Dalam kasus perbuatan yang dilakukan pelaku sudah direncanakan terlebih dahulu agar dapat
mencuri uang yang dijaga ketat oleh ketiga korban dengan tujuan untuk tetap menguasai
barang yang dikuasainya. Maka pasal 365 ayat (1) KUHP terpenuhi unsur-unsurnya.
Selain itu, berdasarkan kasus pelaku dikenai Pasal 340KUHP tentang pembunuhan
berencana, yaitu “Barangsiapa sengaja dan dengan terencana terlebih dahulu merampas
nyawa orang lain, diancam, karena pembunuhan dengan rencana (moord), dengan pidana
mati atau pidana penjara seumur hidup atau selama waktu tertentu, paling lama duapuluh
tahun”. Unsur-unsurnya :
1. Barang siapa. Dalam kasus, kedua pelaku Edi dan Kusdarmanto
2. Sengaja dan dengan terencana terlebih dahulu merampas nyawa orang lain
Dalam kasus, pelaku melakukan rencana untuk membunuh korban agar tujuan mereka
(mencuri) terlaksana. Sehingga Pasal 340 KUHP terpenuhi unsur-unsurnya.
Pelaku yang melakukan tindak pidana pencurian yang didahului dengan pembunuhan
yang dilakukan berenncana ternyata tidak menyelesaikan tindak pidanyanya dengan sebab
keburu ketahuan oleh warga sekitar (bukan sebab kehendaknya sendiri). Sehingga Pasal 53
KUHP tentang percobaan, yaitu Unsur-unsurnya :
1. Mencoba melakukan kejahatan dipidana Dalam kasus telah melakukan penembakan
terhadap ketiga korban dan mencoba mencuri brankas.
2. jika niat untuk itu telah nyata dari adanya permulaan pelaksanaan Dengan telah membunuh
dan telah hampir mencuri brankas.
3. dan tidak selesainya pelaksanaan itu, bukan semata-mata disebabkan karena kehendaknya
sendiri.
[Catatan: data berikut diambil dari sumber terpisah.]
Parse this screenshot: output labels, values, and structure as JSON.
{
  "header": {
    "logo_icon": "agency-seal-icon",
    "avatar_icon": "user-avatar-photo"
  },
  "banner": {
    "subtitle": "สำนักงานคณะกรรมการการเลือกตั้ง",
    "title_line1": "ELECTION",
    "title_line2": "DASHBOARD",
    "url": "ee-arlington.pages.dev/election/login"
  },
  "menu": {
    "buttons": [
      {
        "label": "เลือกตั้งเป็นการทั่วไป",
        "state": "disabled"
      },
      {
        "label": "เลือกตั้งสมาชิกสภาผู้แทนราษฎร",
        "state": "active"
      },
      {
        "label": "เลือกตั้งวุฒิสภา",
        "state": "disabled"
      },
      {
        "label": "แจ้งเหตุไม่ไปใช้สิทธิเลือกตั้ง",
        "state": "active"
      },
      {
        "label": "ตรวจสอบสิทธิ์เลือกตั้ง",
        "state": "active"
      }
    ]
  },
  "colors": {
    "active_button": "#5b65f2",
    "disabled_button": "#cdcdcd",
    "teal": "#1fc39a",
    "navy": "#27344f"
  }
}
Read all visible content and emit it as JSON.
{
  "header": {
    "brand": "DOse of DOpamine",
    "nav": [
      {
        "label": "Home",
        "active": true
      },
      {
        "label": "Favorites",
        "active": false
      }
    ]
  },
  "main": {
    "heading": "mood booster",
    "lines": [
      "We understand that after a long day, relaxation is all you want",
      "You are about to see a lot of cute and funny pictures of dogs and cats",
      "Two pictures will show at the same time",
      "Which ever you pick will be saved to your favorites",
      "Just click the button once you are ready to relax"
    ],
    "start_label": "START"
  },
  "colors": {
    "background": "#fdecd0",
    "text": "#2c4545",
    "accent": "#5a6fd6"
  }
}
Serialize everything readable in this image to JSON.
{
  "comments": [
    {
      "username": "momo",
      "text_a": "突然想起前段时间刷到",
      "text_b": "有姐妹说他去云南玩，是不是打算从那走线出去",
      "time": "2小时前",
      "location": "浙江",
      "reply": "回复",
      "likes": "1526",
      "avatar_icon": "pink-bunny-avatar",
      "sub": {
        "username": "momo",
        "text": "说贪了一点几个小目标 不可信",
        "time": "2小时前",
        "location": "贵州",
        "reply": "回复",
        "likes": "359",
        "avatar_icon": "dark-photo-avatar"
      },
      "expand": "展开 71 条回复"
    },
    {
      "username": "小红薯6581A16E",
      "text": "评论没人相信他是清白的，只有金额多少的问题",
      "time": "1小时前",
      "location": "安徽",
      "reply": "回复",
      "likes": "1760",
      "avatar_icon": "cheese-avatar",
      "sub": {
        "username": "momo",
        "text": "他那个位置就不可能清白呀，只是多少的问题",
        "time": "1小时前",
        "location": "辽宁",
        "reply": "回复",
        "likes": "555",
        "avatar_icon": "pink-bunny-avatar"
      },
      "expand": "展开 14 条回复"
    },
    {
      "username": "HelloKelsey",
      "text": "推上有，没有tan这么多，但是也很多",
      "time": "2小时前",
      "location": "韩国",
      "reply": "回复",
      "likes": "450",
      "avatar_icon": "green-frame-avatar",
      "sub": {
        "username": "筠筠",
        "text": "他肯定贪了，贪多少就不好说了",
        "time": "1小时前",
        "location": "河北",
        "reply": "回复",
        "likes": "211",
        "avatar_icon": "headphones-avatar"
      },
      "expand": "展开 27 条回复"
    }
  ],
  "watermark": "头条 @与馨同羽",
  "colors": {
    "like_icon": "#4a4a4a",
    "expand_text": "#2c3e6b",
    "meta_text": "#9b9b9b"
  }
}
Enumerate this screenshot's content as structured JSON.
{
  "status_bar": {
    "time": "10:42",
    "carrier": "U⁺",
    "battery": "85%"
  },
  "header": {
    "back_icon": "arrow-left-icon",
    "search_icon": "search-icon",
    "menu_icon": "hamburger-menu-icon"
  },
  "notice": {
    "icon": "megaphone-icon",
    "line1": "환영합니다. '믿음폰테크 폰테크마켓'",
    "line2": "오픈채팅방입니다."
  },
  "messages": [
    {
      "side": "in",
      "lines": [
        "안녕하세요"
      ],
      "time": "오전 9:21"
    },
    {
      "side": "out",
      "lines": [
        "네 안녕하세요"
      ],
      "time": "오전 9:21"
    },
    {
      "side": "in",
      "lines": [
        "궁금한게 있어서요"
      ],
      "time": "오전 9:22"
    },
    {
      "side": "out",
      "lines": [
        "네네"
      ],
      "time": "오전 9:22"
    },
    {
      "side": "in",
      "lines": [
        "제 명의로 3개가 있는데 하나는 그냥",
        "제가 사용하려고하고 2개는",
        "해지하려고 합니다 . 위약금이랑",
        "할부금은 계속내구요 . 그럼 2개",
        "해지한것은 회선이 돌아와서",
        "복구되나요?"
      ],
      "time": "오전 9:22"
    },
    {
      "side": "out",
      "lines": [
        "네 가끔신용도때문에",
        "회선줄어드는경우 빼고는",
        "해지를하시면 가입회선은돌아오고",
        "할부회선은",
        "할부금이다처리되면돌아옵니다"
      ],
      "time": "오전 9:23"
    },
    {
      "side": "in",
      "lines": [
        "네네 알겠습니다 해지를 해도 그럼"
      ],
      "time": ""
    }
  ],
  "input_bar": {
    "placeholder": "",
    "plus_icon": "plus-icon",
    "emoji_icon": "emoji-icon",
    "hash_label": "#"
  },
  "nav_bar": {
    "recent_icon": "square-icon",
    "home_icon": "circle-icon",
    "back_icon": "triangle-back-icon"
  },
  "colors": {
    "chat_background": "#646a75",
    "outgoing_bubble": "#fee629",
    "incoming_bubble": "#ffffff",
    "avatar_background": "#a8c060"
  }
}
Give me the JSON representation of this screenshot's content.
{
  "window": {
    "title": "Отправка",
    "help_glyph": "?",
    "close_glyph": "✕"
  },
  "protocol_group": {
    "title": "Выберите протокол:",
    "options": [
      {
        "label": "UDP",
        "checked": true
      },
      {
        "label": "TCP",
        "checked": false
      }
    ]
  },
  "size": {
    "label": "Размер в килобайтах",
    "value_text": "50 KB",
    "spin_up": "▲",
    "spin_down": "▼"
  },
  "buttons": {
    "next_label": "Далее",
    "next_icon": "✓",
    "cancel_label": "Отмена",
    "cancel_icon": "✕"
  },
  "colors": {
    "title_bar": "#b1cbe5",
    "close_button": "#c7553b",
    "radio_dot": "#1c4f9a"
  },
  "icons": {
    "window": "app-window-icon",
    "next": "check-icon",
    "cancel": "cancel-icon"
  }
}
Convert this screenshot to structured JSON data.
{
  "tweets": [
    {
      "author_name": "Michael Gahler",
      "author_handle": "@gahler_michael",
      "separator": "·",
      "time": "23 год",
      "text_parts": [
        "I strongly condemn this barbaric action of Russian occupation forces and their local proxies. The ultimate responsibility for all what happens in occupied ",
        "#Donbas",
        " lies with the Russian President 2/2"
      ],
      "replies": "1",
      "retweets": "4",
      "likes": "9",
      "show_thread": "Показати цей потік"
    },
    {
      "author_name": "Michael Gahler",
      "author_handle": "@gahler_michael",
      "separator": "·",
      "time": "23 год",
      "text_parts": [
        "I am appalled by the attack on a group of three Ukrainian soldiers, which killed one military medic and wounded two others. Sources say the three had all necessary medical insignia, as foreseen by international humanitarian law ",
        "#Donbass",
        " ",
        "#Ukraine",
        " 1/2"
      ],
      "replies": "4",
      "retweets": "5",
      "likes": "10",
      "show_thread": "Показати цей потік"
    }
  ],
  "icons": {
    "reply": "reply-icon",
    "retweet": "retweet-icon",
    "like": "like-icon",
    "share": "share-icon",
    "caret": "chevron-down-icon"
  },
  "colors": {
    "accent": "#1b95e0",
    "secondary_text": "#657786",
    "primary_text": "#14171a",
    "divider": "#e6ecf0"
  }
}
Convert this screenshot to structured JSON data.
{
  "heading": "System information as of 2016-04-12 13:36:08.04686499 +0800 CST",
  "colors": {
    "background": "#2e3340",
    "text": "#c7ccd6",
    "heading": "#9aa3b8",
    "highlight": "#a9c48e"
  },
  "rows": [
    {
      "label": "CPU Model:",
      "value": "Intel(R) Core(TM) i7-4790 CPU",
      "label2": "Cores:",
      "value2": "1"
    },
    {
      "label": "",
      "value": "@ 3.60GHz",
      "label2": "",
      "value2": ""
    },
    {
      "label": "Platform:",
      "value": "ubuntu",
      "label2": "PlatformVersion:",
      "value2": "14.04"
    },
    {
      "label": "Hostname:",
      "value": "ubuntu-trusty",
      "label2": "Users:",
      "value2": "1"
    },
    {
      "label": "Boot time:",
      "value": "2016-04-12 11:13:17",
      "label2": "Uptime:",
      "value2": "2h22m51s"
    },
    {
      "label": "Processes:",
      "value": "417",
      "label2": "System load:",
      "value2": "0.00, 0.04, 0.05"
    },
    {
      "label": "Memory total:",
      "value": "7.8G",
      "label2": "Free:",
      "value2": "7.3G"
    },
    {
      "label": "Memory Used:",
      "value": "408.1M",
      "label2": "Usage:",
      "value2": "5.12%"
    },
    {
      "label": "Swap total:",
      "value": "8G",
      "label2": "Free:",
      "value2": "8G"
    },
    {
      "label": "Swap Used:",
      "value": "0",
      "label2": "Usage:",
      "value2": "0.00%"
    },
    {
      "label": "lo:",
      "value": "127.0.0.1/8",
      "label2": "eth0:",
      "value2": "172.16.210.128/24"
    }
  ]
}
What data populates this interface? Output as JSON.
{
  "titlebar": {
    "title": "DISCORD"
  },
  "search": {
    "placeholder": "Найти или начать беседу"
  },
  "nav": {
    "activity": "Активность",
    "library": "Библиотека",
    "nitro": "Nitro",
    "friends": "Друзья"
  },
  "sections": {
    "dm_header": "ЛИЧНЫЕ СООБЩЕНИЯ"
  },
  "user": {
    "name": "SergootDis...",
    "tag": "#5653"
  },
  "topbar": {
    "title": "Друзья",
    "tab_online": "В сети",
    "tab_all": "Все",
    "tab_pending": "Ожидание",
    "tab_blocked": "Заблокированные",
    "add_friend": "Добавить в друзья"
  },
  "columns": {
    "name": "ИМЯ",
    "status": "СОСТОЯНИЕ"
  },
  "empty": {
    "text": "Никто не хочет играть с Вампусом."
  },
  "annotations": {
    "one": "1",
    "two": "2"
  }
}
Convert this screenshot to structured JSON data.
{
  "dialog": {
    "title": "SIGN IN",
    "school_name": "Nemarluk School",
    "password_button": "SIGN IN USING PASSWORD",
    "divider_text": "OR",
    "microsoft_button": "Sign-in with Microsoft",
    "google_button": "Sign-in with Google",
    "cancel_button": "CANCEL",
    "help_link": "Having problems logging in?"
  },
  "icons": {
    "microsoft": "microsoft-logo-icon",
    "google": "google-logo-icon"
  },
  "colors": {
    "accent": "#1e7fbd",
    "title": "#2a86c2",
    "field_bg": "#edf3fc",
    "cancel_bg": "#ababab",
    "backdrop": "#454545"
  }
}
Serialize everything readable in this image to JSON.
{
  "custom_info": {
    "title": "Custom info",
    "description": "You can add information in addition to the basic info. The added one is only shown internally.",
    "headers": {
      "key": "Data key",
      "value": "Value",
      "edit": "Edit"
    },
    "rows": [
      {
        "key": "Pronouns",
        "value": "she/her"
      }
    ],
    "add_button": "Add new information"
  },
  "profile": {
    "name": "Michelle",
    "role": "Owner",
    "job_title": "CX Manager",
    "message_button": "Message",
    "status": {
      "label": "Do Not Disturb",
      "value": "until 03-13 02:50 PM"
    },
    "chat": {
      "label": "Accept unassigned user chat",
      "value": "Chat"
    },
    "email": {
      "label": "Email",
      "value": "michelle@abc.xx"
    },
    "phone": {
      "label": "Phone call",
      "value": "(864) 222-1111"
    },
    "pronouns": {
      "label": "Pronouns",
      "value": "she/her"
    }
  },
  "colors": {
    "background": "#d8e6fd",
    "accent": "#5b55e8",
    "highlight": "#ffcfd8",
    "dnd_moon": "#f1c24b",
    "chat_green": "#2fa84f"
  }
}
Dengan sebab keburu ketahuan warga.
Sehingga pasal 53 KUHP ayat (1) terpenuhi unsur-unsurnya

Pemidanaan perbarengan tindak pidana dalam KUHP


Apabila seseorang melakukan beberapa tindak pidana yang berbeda pada waktu yang
berbeda, maka tindak-tindak pidana tersebut harus ditindak secara tersendiri dan dipandang
sebagai tindak pidana yang berdiri sendiri. Hukuman terhadap orang yang melakukan tindak-
tindak pidana tersebut kemudian dikumulasikan atau digabung namun jumlah maksimal
hukumannya tidak boleh melebihi ancaman maksimum pidana terberat ditambah sepertiga.